November is #noticeandsharethegood Month!
I have two sons.
The older – is 22. The younger is 20.
The older is severely autistic. He has no conversational language.
At times he goes above his brother’s head with his own bent head, in a loving gesture of awe, in his own fashion to express tenderness.
That the younger young man never pushes him back nor expresses annoyance is beautiful. Simply beautiful.
I cannot explain how grateful I am for the tender relationship between those two…

Give thanks

There is a tradition in Judaism that we give thanks as soon as we open our eyes when we wake up in the morning.

We are given many opportunities to give thanks from that moment on during the day, and if we can we are urged to do it at least a hundred times each day.
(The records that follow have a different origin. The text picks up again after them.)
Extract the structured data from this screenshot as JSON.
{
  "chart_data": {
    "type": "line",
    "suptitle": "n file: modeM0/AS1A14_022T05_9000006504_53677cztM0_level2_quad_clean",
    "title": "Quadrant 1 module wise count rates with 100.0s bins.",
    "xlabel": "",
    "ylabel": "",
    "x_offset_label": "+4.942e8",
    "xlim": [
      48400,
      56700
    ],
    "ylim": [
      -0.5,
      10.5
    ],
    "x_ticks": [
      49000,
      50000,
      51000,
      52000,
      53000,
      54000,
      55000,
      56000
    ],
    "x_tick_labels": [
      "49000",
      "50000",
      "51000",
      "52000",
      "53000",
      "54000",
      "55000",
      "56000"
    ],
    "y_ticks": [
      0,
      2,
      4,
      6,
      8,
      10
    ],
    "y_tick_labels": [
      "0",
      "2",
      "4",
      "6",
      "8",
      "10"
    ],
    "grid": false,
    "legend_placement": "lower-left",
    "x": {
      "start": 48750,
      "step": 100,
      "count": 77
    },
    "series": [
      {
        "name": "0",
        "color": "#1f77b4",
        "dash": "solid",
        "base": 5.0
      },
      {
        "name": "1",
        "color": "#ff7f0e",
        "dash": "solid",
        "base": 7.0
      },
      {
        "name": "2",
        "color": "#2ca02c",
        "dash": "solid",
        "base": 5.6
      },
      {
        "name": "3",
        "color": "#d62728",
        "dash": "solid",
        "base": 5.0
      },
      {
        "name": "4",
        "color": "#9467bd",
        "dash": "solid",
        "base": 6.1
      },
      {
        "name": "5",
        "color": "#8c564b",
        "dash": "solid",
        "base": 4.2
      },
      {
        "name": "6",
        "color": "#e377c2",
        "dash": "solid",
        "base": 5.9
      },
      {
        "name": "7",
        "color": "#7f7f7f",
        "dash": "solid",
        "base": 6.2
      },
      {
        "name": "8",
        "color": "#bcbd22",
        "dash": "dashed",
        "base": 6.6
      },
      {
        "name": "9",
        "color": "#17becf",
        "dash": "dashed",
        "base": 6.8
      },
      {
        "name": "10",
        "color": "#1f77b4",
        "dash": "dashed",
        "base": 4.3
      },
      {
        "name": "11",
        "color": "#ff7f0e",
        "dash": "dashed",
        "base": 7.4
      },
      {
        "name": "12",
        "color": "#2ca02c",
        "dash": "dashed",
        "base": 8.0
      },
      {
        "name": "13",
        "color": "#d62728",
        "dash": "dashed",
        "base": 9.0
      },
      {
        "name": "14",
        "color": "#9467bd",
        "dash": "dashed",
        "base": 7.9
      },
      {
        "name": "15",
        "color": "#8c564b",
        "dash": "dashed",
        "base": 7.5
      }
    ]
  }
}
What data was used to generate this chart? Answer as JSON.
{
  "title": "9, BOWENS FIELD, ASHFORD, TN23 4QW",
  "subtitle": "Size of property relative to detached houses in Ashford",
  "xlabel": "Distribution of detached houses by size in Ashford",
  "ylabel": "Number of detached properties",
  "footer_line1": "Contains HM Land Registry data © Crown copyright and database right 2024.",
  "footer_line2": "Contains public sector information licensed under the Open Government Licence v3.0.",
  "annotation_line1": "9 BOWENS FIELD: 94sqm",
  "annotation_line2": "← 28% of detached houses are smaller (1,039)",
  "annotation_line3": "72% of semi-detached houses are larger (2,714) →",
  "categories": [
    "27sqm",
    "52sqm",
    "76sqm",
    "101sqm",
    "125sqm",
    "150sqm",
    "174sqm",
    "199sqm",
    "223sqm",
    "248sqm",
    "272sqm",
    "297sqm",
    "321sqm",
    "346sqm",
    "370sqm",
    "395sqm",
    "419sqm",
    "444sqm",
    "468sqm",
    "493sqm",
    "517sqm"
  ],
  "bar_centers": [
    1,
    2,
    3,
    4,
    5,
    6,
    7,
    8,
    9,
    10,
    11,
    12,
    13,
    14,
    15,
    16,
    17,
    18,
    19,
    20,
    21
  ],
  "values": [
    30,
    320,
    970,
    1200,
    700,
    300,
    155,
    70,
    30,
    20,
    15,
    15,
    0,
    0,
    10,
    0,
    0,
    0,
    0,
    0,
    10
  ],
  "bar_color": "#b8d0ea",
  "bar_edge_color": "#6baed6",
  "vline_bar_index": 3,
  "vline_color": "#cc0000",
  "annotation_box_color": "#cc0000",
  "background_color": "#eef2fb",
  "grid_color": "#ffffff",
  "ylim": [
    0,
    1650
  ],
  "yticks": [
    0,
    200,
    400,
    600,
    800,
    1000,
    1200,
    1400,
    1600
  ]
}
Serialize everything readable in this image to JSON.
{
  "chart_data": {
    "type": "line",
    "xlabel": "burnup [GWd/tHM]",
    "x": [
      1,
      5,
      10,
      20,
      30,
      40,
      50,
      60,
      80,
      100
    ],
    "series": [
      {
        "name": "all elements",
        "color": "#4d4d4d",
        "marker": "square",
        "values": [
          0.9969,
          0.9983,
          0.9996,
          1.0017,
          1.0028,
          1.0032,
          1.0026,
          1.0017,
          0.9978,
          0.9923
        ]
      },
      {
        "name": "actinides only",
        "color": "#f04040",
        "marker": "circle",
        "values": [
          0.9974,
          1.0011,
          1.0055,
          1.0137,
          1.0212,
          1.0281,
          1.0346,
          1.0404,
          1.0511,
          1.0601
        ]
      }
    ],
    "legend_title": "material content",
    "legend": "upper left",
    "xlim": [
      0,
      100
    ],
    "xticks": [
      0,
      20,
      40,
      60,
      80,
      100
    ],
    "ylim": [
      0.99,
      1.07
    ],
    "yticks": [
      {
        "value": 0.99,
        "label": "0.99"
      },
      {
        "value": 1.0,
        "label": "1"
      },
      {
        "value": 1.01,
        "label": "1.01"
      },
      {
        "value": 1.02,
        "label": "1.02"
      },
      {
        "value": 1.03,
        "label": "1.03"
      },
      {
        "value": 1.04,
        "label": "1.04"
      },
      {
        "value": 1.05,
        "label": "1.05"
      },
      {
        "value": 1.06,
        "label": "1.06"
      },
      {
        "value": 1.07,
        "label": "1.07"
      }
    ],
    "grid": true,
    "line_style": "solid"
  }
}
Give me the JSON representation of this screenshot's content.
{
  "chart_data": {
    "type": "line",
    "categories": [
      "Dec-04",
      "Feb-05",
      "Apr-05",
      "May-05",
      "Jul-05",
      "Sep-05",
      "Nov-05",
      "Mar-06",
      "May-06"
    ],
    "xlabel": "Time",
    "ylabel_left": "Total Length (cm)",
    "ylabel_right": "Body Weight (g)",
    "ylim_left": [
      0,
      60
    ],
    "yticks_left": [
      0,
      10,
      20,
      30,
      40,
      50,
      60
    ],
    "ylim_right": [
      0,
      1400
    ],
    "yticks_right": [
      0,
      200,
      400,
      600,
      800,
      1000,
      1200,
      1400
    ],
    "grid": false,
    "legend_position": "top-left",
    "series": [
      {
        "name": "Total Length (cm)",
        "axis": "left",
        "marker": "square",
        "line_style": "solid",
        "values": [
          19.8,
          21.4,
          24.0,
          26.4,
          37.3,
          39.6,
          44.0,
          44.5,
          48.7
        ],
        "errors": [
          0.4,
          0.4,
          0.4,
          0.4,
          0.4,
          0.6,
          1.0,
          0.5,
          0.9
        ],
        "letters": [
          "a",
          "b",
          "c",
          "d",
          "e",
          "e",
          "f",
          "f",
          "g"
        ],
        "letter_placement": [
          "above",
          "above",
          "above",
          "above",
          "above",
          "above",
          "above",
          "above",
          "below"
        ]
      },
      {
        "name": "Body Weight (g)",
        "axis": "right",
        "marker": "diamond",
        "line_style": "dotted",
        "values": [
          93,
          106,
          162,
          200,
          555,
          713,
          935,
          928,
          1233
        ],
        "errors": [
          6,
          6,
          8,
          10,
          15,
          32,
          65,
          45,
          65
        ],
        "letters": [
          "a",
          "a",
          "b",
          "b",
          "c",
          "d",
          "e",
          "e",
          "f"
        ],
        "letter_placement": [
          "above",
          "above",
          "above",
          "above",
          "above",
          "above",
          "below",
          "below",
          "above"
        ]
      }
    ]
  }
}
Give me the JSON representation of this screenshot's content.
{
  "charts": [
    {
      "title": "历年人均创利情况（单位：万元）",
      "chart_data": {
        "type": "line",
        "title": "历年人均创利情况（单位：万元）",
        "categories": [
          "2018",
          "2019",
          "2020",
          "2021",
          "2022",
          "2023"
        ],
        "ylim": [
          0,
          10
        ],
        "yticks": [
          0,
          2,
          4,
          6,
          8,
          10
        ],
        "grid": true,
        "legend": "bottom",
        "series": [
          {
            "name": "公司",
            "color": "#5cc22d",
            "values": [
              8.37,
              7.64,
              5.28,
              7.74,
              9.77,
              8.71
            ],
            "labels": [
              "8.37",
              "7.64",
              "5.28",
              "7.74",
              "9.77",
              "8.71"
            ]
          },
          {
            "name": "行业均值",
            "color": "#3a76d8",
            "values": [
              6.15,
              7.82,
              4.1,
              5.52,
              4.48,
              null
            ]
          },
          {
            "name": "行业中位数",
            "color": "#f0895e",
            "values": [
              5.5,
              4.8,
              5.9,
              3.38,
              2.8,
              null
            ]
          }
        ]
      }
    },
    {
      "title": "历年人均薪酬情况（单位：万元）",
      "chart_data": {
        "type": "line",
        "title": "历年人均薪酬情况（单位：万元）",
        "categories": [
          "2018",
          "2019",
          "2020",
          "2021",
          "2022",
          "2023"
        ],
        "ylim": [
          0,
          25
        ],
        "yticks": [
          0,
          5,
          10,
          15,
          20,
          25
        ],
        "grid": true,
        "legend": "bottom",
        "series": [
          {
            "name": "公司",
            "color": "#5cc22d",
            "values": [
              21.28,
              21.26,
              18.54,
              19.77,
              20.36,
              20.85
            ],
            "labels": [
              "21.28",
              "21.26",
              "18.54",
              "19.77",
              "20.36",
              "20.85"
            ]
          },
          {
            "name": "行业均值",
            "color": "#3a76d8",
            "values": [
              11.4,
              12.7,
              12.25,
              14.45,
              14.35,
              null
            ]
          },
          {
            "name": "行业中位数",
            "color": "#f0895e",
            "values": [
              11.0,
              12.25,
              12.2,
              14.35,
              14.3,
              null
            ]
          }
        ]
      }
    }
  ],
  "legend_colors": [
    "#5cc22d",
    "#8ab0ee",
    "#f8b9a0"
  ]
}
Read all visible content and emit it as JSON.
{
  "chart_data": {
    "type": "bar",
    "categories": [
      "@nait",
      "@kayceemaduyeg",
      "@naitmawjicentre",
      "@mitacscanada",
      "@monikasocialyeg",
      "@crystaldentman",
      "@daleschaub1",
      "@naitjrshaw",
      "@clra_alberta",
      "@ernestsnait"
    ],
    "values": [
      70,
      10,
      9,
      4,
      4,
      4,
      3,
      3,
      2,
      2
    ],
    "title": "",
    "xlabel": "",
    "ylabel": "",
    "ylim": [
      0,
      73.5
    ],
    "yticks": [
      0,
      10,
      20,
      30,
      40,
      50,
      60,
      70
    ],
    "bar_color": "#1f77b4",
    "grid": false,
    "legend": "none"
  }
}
Looking around and finding those opportunities is an exercise in mental health, with more benefits than anti-depressants.

When darkness is growing

With November, in the Northern hemisphere, trees are becoming bare.

Daylight is decreasing.

Soon we feel like we don’t see the sun at all.

It is time to vote in the United States.

A year ago, it did not end well for all those who had not seen it come. Authoritarianism is casting such an ominous shadow that it feels difficult to give thanks for what is happening in the world.

To look for the beauty and the goodness.

To find the helpers.

To keep hope and keep the battle and keep smiling.

Keep voicing your opinions

We can disagree on so many things and still have a civil discussion.

There are so many ways to look at everything.

Just be patient and see the tenderness in a gesture that may be annoying.

Like my son does over and over out of his own love for his brother.

Always see the good in everything may bring surprises. The light will come back.

In the meantime, let us all prepare for the beautiful holiday of Thanksgiving. What will you bring to the table? Let me know!